Do 5G Telecoms Pose a Threat to Airline Safety?

As AT&T and Verizon roll out new 5G services this week, the CEOs of major US passenger and freight airlines have warned of a “catastrophic” aviation disaster.

They said that the new C band 5G service, which is slated to launch on Wednesday, might render a large number of planes useless, causing havoc on US flights and potentially stranding tens of thousands of Americans abroad, Reuters reports.

The following is the background of the conflict:

What happened?

In early 2021, the US auctioned mid-range 5G spectrum in the 3.7-3.98 GHz region on the C band spectrum to mobile phone operators for roughly $80 billion.

What’s the big deal about that?

The US Federal Aviation Administration (FAA) has cautioned that new 5G technology may interfere with sensors like altimeters, which monitor how high an airplane is flying above the earth.

Altimeters operate in the 4.2-4.4 GHz band, and the auctioned frequencies are believed to be too close to this range. Altimeter readouts are used to aid automated landings and to detect harmful currents known as wind shear, in addition to altitude.

Last month, United Airlines CEO Scott Kirby stated that the FAA’s 5G regulations will prohibit the use of radio altimeters at approximately 40 of the country’s busiest airports. The guidelines, according to US airlines, could cause up to 4% of daily flights to be canceled.

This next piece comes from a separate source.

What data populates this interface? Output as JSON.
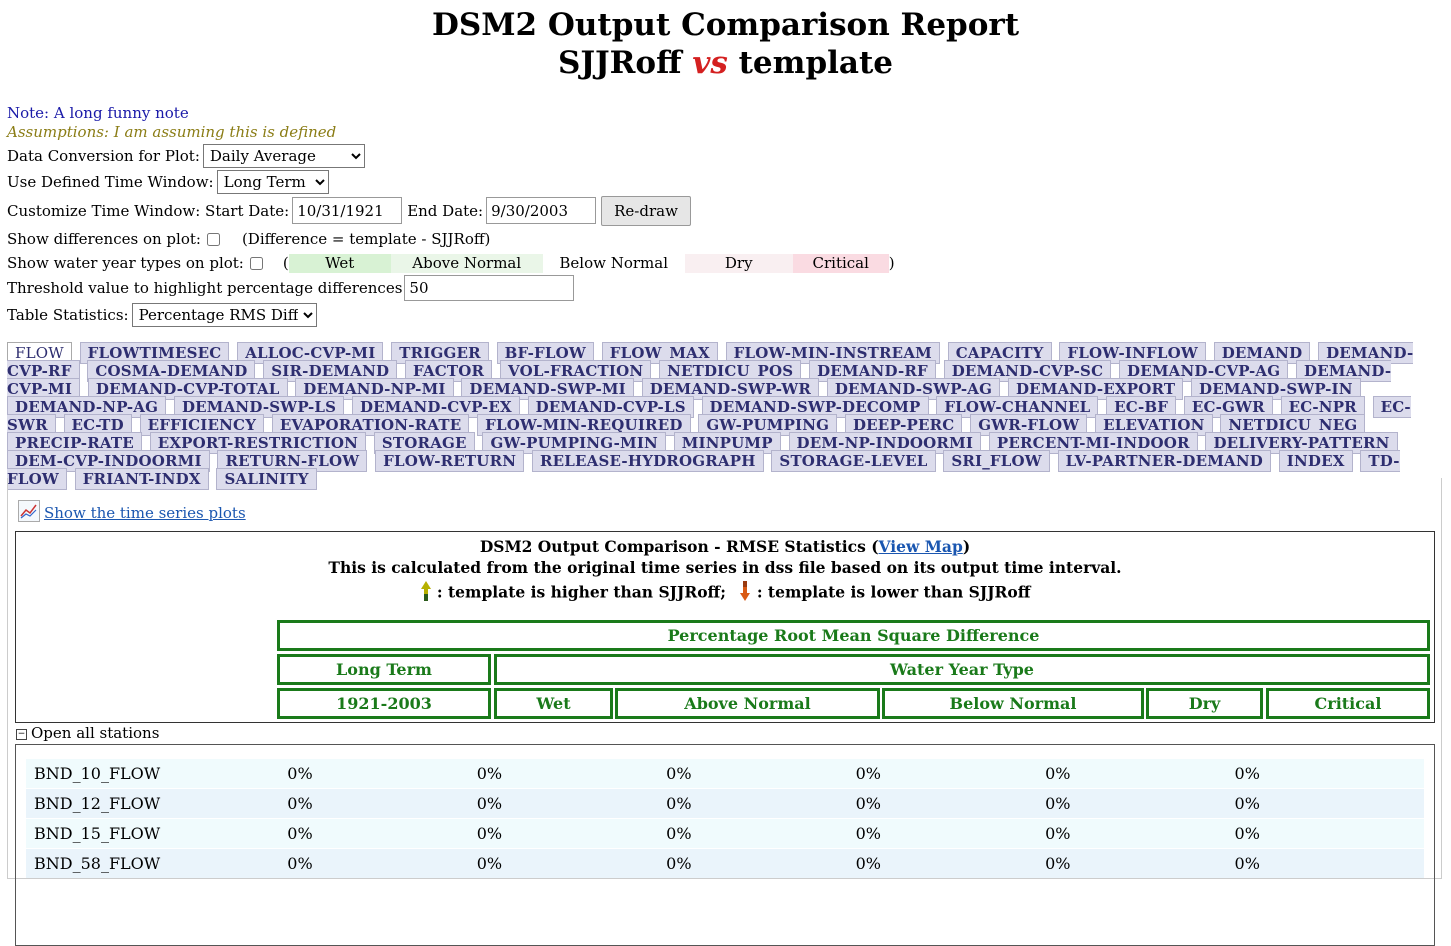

If the issue is not rectified, Kirby believes that in the event of bad weather, cloud cover, or even significant smog, “you could only perform visual approaches essentially” at major US airports.

What does frequency have to do with it?

The faster the service, the higher the frequency in the spectrum. Operators will need to operate at higher frequencies in order to get the most out of 5G.

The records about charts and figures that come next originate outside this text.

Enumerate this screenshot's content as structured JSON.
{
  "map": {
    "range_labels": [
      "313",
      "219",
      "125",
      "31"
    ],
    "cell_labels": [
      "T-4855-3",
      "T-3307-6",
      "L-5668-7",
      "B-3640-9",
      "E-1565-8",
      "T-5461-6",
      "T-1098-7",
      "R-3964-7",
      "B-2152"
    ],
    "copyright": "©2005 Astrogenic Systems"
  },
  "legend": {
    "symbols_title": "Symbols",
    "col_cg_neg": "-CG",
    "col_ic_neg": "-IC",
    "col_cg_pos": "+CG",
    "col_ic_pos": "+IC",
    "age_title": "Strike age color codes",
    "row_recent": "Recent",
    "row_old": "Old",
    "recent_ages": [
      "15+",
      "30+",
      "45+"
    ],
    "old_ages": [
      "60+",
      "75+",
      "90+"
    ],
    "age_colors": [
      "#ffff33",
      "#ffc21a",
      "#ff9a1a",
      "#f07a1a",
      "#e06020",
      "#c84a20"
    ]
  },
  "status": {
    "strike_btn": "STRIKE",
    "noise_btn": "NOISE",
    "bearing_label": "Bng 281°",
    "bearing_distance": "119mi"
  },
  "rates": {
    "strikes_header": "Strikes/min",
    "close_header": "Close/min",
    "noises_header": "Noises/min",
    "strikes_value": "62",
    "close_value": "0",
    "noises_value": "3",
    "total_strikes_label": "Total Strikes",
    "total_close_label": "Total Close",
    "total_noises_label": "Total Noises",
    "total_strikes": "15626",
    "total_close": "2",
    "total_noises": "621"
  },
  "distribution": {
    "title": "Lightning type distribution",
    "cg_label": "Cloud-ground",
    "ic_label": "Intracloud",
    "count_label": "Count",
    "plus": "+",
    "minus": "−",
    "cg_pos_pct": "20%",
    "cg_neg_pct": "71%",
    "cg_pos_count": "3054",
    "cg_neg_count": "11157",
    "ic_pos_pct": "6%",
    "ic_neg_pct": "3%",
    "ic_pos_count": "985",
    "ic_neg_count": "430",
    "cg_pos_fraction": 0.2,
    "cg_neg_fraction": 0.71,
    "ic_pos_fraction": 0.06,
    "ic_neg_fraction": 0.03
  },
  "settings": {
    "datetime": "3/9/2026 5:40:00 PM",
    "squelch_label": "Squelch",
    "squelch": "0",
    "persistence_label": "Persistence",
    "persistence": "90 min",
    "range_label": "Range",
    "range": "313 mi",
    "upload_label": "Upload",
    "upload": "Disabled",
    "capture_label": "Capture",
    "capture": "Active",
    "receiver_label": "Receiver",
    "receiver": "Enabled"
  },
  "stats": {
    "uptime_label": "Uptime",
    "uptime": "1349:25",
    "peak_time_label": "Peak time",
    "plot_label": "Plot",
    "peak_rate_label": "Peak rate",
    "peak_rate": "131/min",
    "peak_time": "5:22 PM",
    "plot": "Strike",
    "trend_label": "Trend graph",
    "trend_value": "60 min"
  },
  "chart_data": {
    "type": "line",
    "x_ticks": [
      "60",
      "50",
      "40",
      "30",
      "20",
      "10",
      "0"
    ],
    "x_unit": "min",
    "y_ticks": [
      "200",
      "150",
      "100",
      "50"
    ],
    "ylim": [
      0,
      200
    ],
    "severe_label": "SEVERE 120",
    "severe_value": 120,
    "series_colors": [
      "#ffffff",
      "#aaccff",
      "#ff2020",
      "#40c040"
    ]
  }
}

Some of the C band spectrum that was auctioned was previously used for satellite radio, but with the switch to 5G, there will be significantly more traffic.

What do the telecommunications corporations have to say?

According to Verizon and AT&T, C band 5G has been deployed in around 40 other nations without causing aircraft disturbance.

They’ve agreed to set up buffer zones around 50 US airports for six months, similar to those in France, to decrease the danger of interference.

Why isn’t there a problem everywhere else?

In 2019, the European Union established specifications for mid-range 5G frequencies in the 3.4-3.8 GHz band, which is lower than the frequency expected to be used in the United States. The bandwidth was auctioned throughout Europe and is currently being used without trouble in several of the bloc’s 27 member states.

On December 17, the European Union Aviation Safety Agency (EASA), which supervises 31 countries, stated that the problem was limited to U.S. airspace. “At this time, there is no risk of hazardous interference in Europe,” it stated.

France’s spectrum (3.6-3.8 GHz) is further away from the band (4.2-4.4 GHz) used for altimeters in the US, according to FAA officials, and France’s 5G power level is much lower than what is approved in the US.

For numerous years, Verizon has stated that it will not use spectrum that is closer to the higher band.

The 5.G mobile communication frequency in South Korea is 3.42-3.7 GHz, and no reports of radio wave interference have been reported since the introduction of 5G in April 2019.

There are currently 5G mobile communication wireless stations in operation near airports, but no concerns have been reported.

In a filing with the Federal Communications Commission, CTIA, a US wireless trade group, stated, “Wireless carriers in nearly 40 countries throughout Europe and Asia now use the C band for 5G, with no reported effects on radio altimeters that operate in the same internationally designated 4.2-4.4 GHz band.”

What can be done about it?

In the short term, AT&T and Verizon agreed to postpone the activation of some cellular towers near major airports in order to avoid major flight disruptions in the United States.

In the long run, the FAA needs to clear and allow the great majority of the US commercial airline fleet to land in low visibility at many of the airports where 5G C-band will be implemented. This entails approving altimeters for use near 5G base stations.